Chapter 2: This chapter introduces the \pkg{simcausal} \proglang{R} package - an open-source software tool

for specification and simulation of complex longitudinal data structures that are based on non-parametric

structural equation models. The package aims to provide a flexible tool for

simplifying the conduct of transparent and reproducible simulation studies, with a particular emphasis on the types of

data and interventions frequently encountered in real-world causal inference problems, such as, observational data with

time-dependent confounding, selection bias, and random monitoring processes. The package interface allows for concise

expression of complex functional dependencies between a large number of nodes, where each node may represent a

measurement at a specific time point. The package allows for specification and simulation of counterfactual data

under various user-specified interventions (e.g., static, dynamic, deterministic, or stochastic).

In particular, the interventions may represent exposures to treatment regimens, the occurrence or non-occurrence of

right-censoring events, or of clinical monitoring events. Finally, the package enables the computation of a selected

set of user-specified features of the distribution of the counterfactual data that represent common causal quantities

of interest, such as, treatment-specific means, the average treatment effects and coefficients from working marginal

structural models. The applicability of \pkg{simcausal} is demonstrated by replicating the results of two published

simulation studies.

Chapter 3: The past decade has seen an increasing body of literature devoted to the

estimation of causal effects in network-dependent data. However, the

validity of many classical statistical methods in such data is often

questioned. There is an emerging need for objective and practical ways

to assess which causal methodologies might be applicable and valid in

such novel network-based datasets. In this chapter we describe a set

of tools implemented as part of the \pkg{simcausal} \proglang{R}

package that allow simulating data based on the non-parametric structural equation model for connected units.

We also provide examples of how these simulations may be applied to evaluation of different statistical

methods for estimation of causal effects in such data. In particular,

these simulation tools are targeted to the types of data and

interventions frequently encountered in real-world causal

inference research in social networks, such as,

observational studies with spill-over or interference. We developed a

novel \proglang{R} language interface which simplifies the specification of network-based

functional relationships between connected units.

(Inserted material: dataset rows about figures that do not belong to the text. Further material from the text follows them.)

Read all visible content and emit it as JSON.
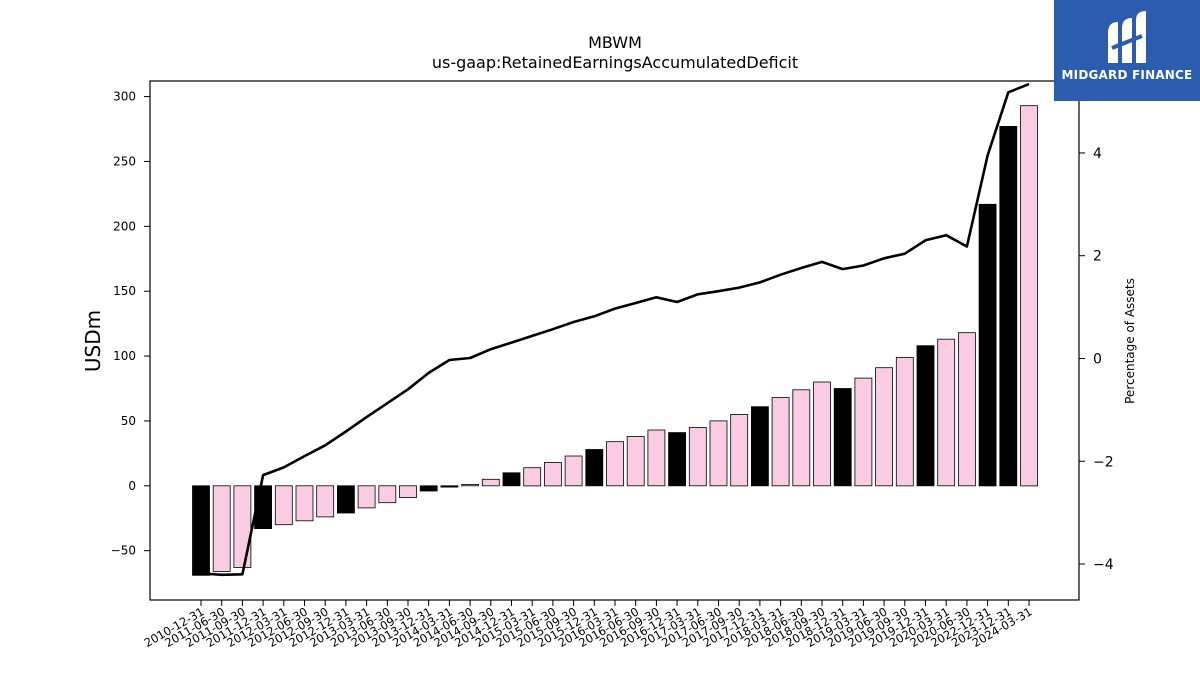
{
  "brand": {
    "name": "MIDGARD FINANCE",
    "bg_color": "#2b5cae"
  },
  "chart_data": {
    "type": "bar",
    "title": "MBWM",
    "subtitle": "us-gaap:RetainedEarningsAccumulatedDeficit",
    "ylabel": "USDm",
    "y2label": "Percentage of Assets",
    "ylim": [
      -88,
      312
    ],
    "y2lim": [
      -4.7,
      5.4
    ],
    "yticks": [
      -50,
      0,
      50,
      100,
      150,
      200,
      250,
      300
    ],
    "y2ticks": [
      -4,
      -2,
      0,
      2,
      4
    ],
    "colors": {
      "pink": "#f9cce3",
      "black": "#000000"
    },
    "categories": [
      "2010-12-31",
      "2011-06-30",
      "2011-09-30",
      "2011-12-31",
      "2012-03-31",
      "2012-06-30",
      "2012-09-30",
      "2012-12-31",
      "2013-03-31",
      "2013-06-30",
      "2013-09-30",
      "2013-12-31",
      "2014-03-31",
      "2014-06-30",
      "2014-09-30",
      "2014-12-31",
      "2015-03-31",
      "2015-06-30",
      "2015-09-30",
      "2015-12-31",
      "2016-03-31",
      "2016-06-30",
      "2016-09-30",
      "2016-12-31",
      "2017-03-31",
      "2017-06-30",
      "2017-09-30",
      "2017-12-31",
      "2018-03-31",
      "2018-06-30",
      "2018-09-30",
      "2018-12-31",
      "2019-03-31",
      "2019-06-30",
      "2019-09-30",
      "2019-12-31",
      "2020-03-31",
      "2020-06-30",
      "2022-12-31",
      "2023-12-31",
      "2024-03-31"
    ],
    "values": [
      -69,
      -66,
      -63,
      -33,
      -30,
      -27,
      -24,
      -21,
      -17,
      -13,
      -9,
      -4,
      -1,
      1,
      5,
      10,
      14,
      18,
      23,
      28,
      34,
      38,
      43,
      41,
      45,
      50,
      55,
      61,
      68,
      74,
      80,
      75,
      83,
      91,
      99,
      108,
      113,
      118,
      217,
      277,
      293
    ],
    "bar_colors": [
      "black",
      "pink",
      "pink",
      "black",
      "pink",
      "pink",
      "pink",
      "black",
      "pink",
      "pink",
      "pink",
      "black",
      "black",
      "pink",
      "pink",
      "black",
      "pink",
      "pink",
      "pink",
      "black",
      "pink",
      "pink",
      "pink",
      "black",
      "pink",
      "pink",
      "pink",
      "black",
      "pink",
      "pink",
      "pink",
      "black",
      "pink",
      "pink",
      "pink",
      "black",
      "pink",
      "pink",
      "black",
      "black",
      "pink"
    ],
    "series": [
      {
        "type": "line",
        "axis": "right",
        "values": [
          -4.18,
          -4.21,
          -4.2,
          -2.27,
          -2.12,
          -1.9,
          -1.69,
          -1.42,
          -1.14,
          -0.87,
          -0.6,
          -0.28,
          -0.03,
          0.01,
          0.18,
          0.31,
          0.44,
          0.57,
          0.71,
          0.82,
          0.97,
          1.08,
          1.19,
          1.1,
          1.25,
          1.31,
          1.38,
          1.48,
          1.63,
          1.76,
          1.88,
          1.74,
          1.81,
          1.95,
          2.04,
          2.3,
          2.4,
          2.18,
          3.95,
          5.18,
          5.34
        ]
      }
    ]
  }
}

Moreover, this

network-based syntax can be combined with the syntax for specifying

longitudinal data structures, allowing for

simulations of network-based processes that evolve in time (e.g.,

contagion in epidemic modeling).

We provide various examples of simulation studies that involve units

connected by various network models. These simulations were designed to

mimic the types of studies one might conduct in real life with the aim

of answering specific causal public health questions.

We also demonstrate one application of these new tools by conducting a

simulation study that compares the performance of three estimators of

the counterfactual mean outcome in a network-dependent data setting.

Finally, we describe a simulation study with longitudinal data that mimics

a spread of HIV epidemic over time for highly inter-connected communities.